Before she could speak again, he jabbed her with a needle. “It will be easier this way.”
* * *
The holding cells at Cook County Jail are overcrowded bullpens of chain-link fence, the sour, putrid smell inside strong enough to singe nose hair. Carmine sat in the corner of one with his head down, surrounded by dozens of murderers, druggies, and thieves. People bickered, scuffles breaking out between rival detainees. On edge, he tried to maintain his strength, but he was dangerously close to cracking.
It was after nightfall when they booked him into the system. He was taken to a small room where he sat across from a lady who asked a lot of questions he had no desire to answer. He humored her with the basics, like his name and date of birth, but when she asked how he felt or if he was suicidal, he remained silent.

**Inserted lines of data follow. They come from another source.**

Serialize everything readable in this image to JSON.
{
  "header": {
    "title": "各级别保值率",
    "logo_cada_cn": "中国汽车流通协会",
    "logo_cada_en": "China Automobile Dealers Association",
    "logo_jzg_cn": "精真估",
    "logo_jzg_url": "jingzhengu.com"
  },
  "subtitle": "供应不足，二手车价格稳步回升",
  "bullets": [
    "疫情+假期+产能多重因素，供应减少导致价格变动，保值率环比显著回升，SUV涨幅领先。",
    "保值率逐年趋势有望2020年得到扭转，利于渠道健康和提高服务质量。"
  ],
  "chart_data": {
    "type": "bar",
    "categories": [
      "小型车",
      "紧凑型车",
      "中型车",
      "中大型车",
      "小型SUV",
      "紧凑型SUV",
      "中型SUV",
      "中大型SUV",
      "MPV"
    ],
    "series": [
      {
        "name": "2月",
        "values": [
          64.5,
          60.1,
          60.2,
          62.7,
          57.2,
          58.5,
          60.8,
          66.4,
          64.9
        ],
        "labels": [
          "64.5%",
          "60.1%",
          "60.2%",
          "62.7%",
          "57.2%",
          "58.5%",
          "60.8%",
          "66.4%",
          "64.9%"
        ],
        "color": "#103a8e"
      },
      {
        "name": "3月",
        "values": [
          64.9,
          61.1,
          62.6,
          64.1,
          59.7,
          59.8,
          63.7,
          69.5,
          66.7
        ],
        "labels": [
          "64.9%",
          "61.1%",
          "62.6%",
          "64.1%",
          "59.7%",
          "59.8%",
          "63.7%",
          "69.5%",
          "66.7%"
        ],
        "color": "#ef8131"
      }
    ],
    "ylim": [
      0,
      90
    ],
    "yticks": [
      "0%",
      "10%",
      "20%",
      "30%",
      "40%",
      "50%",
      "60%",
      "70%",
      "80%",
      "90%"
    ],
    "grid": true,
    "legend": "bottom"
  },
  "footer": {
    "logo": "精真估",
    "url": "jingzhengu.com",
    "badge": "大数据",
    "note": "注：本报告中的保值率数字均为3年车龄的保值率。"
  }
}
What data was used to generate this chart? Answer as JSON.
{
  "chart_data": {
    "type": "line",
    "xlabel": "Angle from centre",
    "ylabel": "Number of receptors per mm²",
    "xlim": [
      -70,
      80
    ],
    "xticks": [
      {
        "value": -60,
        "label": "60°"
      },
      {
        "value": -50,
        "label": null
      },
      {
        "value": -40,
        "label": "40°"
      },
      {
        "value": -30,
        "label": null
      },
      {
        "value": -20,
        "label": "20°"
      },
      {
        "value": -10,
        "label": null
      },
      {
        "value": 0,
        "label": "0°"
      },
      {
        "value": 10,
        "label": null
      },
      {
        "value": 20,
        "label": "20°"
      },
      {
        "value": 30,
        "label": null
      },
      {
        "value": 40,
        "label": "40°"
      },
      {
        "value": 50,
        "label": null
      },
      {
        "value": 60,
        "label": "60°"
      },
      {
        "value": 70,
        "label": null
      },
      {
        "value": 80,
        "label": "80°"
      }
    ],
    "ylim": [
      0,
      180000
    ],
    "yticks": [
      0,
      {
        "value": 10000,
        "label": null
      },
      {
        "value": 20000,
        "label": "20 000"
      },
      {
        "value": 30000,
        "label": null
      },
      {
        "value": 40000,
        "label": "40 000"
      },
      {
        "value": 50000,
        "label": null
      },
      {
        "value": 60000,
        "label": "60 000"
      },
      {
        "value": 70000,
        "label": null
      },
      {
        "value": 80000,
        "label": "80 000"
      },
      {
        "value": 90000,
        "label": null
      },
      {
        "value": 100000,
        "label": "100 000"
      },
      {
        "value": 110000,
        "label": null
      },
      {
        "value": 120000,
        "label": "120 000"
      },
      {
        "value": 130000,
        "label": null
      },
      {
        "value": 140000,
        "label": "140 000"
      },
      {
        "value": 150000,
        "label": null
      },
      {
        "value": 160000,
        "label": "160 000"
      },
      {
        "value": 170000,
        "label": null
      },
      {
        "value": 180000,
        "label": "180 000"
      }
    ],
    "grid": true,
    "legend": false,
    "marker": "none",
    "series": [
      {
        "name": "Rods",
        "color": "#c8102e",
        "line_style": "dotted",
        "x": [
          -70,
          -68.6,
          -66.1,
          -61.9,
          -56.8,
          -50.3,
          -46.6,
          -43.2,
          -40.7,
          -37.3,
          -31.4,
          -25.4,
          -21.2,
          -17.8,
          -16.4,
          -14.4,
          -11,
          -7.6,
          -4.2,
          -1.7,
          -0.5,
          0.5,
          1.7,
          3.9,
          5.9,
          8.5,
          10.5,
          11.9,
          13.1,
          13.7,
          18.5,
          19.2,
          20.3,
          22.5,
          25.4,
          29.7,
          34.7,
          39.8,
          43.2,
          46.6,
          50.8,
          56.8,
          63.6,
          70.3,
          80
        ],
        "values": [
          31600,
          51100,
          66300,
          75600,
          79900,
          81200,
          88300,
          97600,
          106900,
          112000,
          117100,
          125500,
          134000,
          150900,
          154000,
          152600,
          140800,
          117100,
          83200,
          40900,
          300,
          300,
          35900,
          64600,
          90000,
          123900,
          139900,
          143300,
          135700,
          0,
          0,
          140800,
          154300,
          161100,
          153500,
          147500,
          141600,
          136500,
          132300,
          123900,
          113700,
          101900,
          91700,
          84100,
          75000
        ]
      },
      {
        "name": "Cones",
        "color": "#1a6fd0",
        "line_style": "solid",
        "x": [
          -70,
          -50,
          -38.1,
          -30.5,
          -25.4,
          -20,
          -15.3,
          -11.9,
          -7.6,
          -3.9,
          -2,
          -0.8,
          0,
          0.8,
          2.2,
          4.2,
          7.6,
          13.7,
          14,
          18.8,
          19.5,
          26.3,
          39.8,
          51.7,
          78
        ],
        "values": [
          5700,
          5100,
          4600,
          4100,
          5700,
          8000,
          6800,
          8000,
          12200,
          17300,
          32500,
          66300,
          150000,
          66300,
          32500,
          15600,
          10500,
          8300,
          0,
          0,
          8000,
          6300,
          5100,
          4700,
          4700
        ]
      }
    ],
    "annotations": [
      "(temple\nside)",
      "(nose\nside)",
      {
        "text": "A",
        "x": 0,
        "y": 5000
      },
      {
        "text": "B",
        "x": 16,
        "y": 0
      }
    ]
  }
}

The love of his life was missing and his ability to help was gone. Instead of being out there, searching, he was trapped in a room with this nosy bitch asking him if he felt angry. Of course he was angry. Wasn’t he supposed to be?
They gave up and ordered him out, writing an identification number on his arm in permanent marker before fingerprinting him and taking mug shots. He stared at the number the whole time, feeling sick at the sight of it. They had stripped him of his name. He was now number 2006-0903201.
An intake officer photographed Carmine’s tattoos as he continued to glare at the number. “Are you affiliated with any gangs?”
“No.”
“Are you sure? LCN counts as a gang.”
“LCN?”
“You know, the Mafia?”
Carmine cut his eyes to him. “There is no Mafia.”
The officer wrote something in his file before sending Carmine to be strip searched. By the time he put on that orange jumpsuit for protective custody, he felt like he had been thoroughly f**ked.
They took him to division nine, placing him in a small cell on the top tier. It was closed in and suffocating, no bars or windows to the outside. The green paint on the thick metal door flaked, words scratched into it. He had nothing but a light and a threadbare blanket, the mattress no thicker than egg crate foam.